With modest improvements in African health care, primary education and literacy, brought about in part through help from the Bush administration, Farrell said, “we’re reaching a point in Africa where we can actually say on the higher education side and the exchange side, it’s not just your elite person.… We are now going to be able to seriously engage a wider and more diverse group of people” in higher education.

He noted that the State Department has included money for programs to encourage the postsecondary education of African students in its 2008 federal budget proposal, alluding to plans for the department to more actively court these students to American colleges and universities. Secretary of State Condoleezza Rice and Undersecretary for Public Diplomacy and Public Affairs Karen Hughes have already begun similar programs in China, India and several other countries that send sizable contingents of international students to the United States.

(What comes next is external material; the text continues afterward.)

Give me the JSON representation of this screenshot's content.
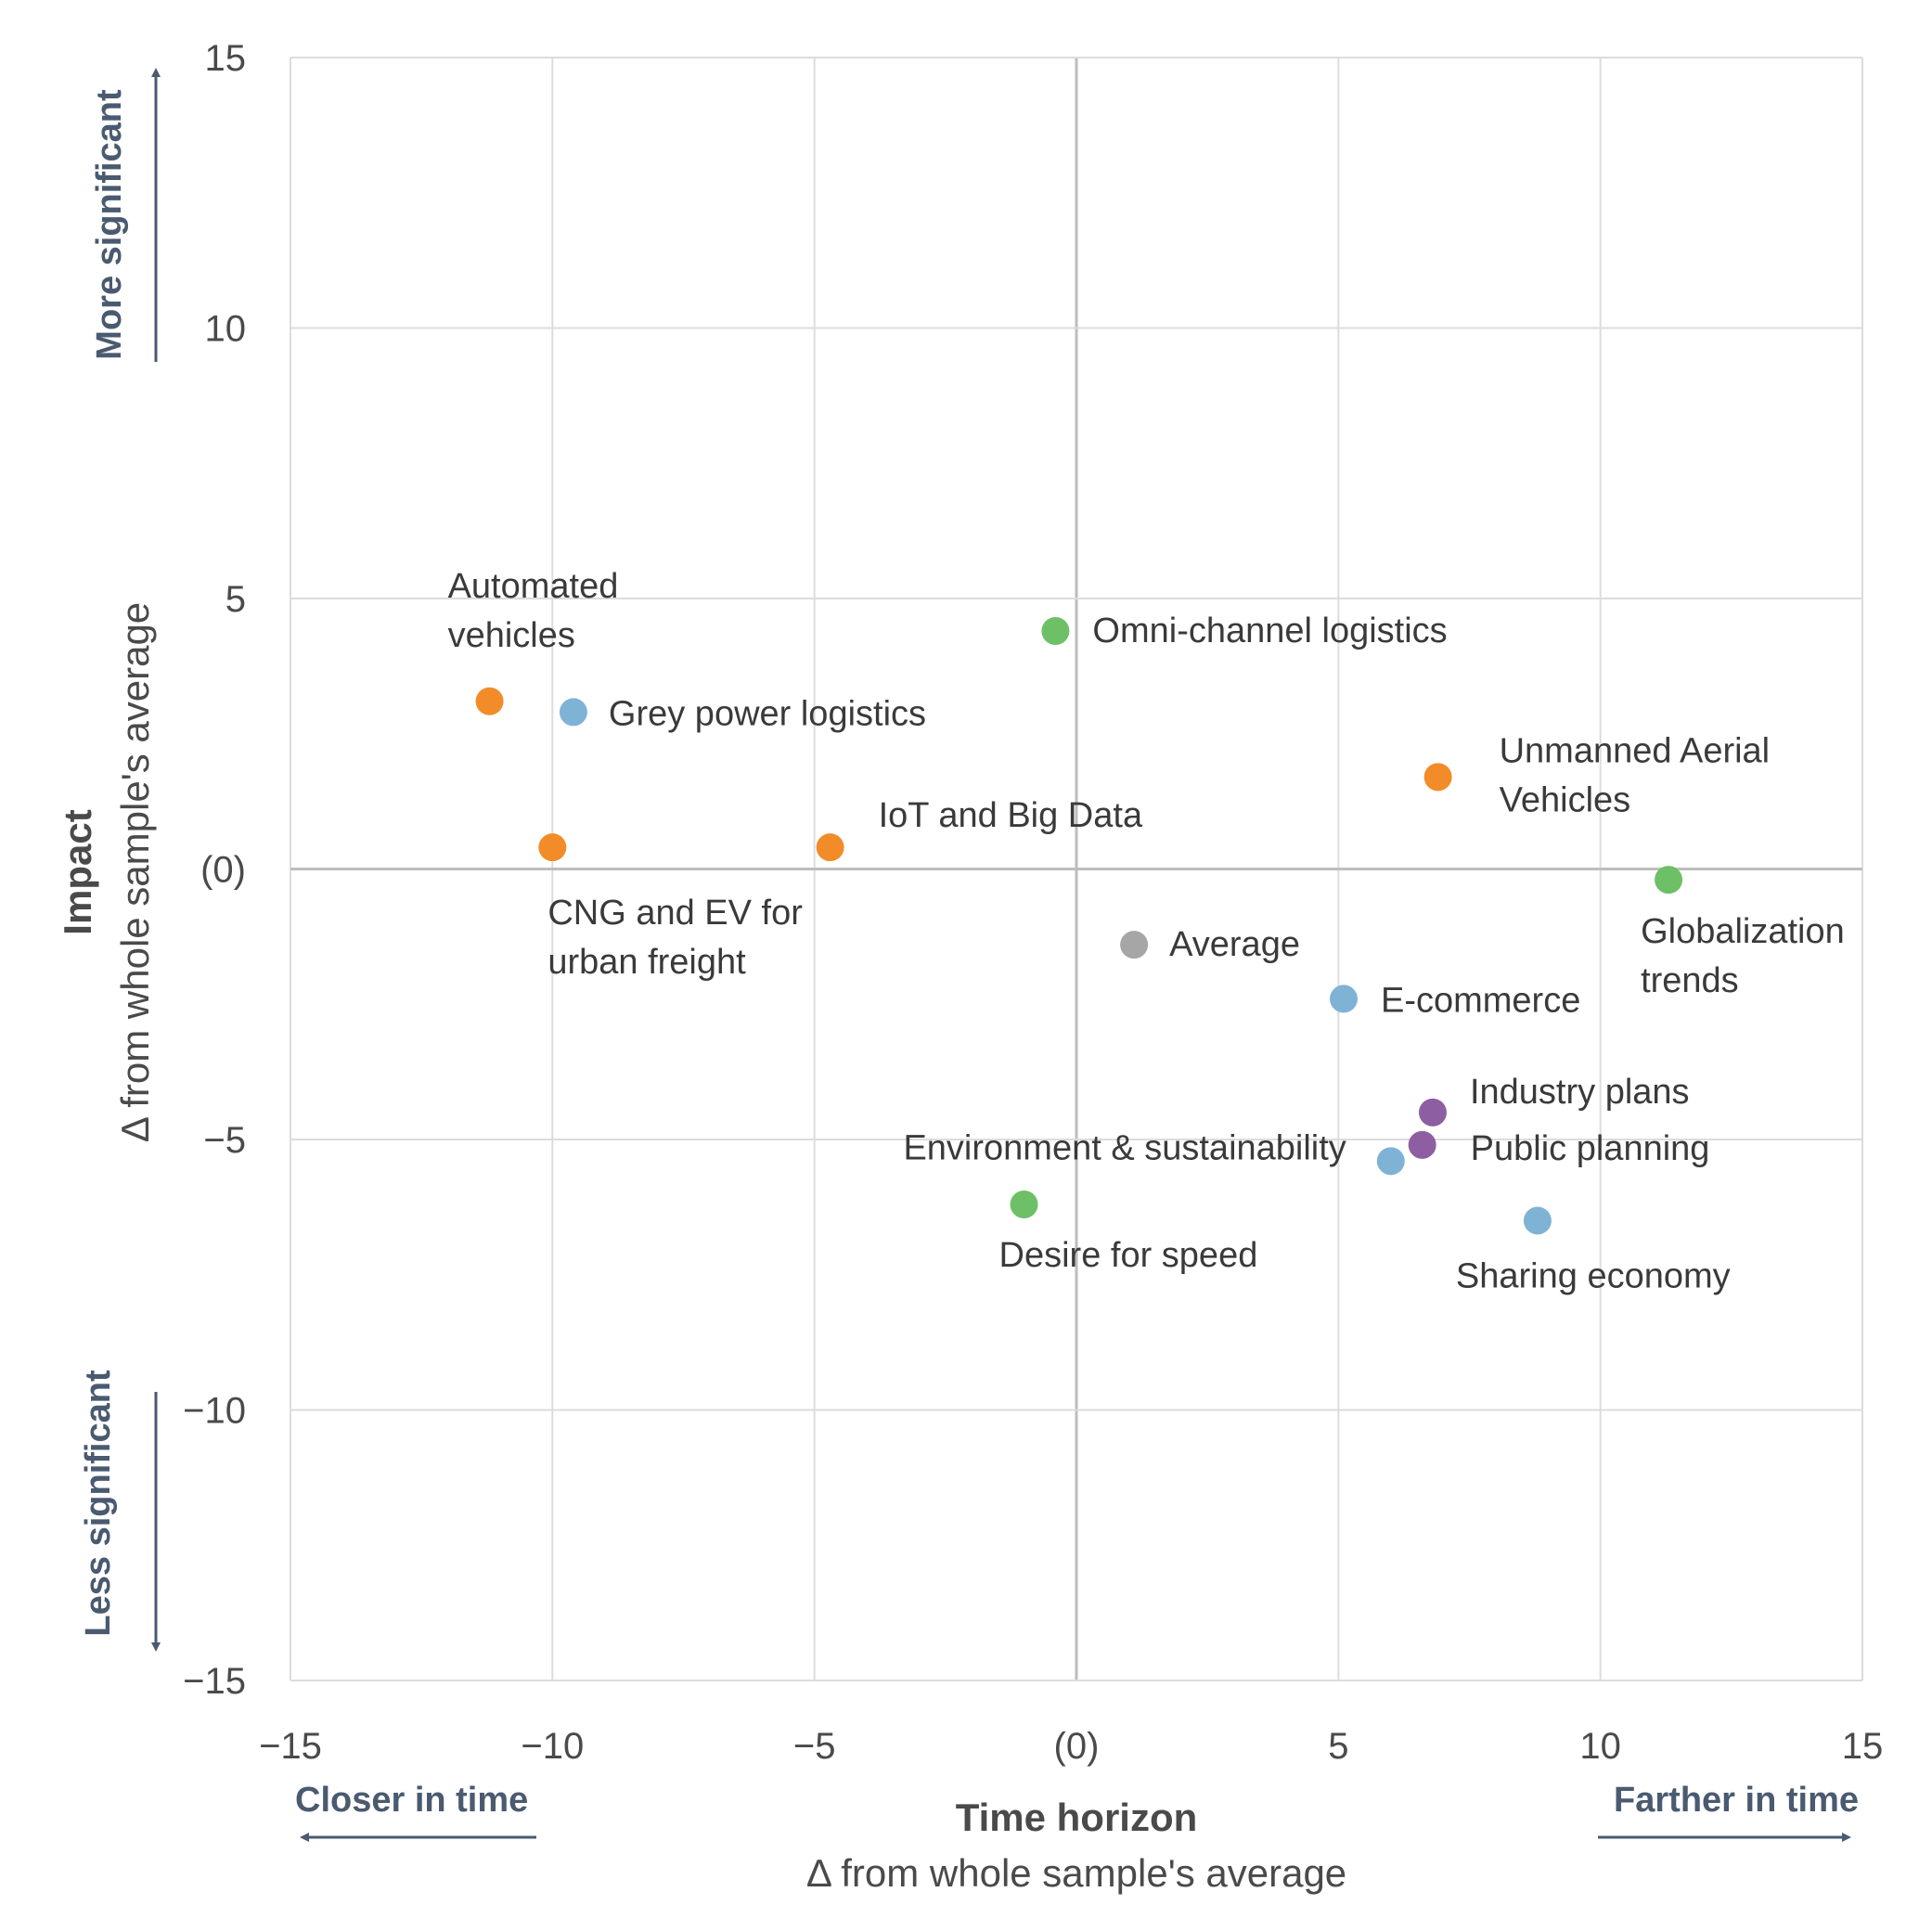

Recruiting students from Africa and Latin America was one topic in a wide-ranging hearing that also included testimony on the difficulty international students and visiting scholars have in securing visas because of the security checks put in place after the Sept. 11, 2001 attacks. Negative perceptions of the United States that became harsher in the attacks' aftermath have only begun to subside and again make the country an attractive and welcoming place for students and scholars from abroad.

While the United Kingdom, Australia, France and several other countries have seen gains of tens of thousands of international students in the last four years, the United States is only now returning to its pre-2001 level, said Marlene M. Johnson, executive director and CEO of NAFSA: Association of International Educators.

Jessica M. Vaughan, senior policy analyst at the Center for Immigration Studies, said that while international student visa issuances and enrollment numbers have rebounded, gains have been limited by region. Thirty percent fewer visas are being issued to African students than were before 2001 and half as many are being issued to Latin American students, she said. “That that tells me it does have less to do with the visa process and more to do with the efforts that the higher education industry has undertaken to address the foreign competition issue and the cost issues and so on.”

Though American colleges and universities have long been perceived as some of the world’s best, other countries are catching up in quality and offering lower-cost educations to foreign students. The result, Delahunt said, is that the United States is increasingly at a “comparative disadvantage” in attracting students, a disadvantage he wants to figure out how to reverse.

One major challenge in attracting international students is the high cost of tuition at American colleges and universities, public and private. Rep. Bobby Scott (D.-Va.) said that “the vast, overwhelming majority” of international students depend on financing from their parents, their home governments or loans to pay for U.S. higher education.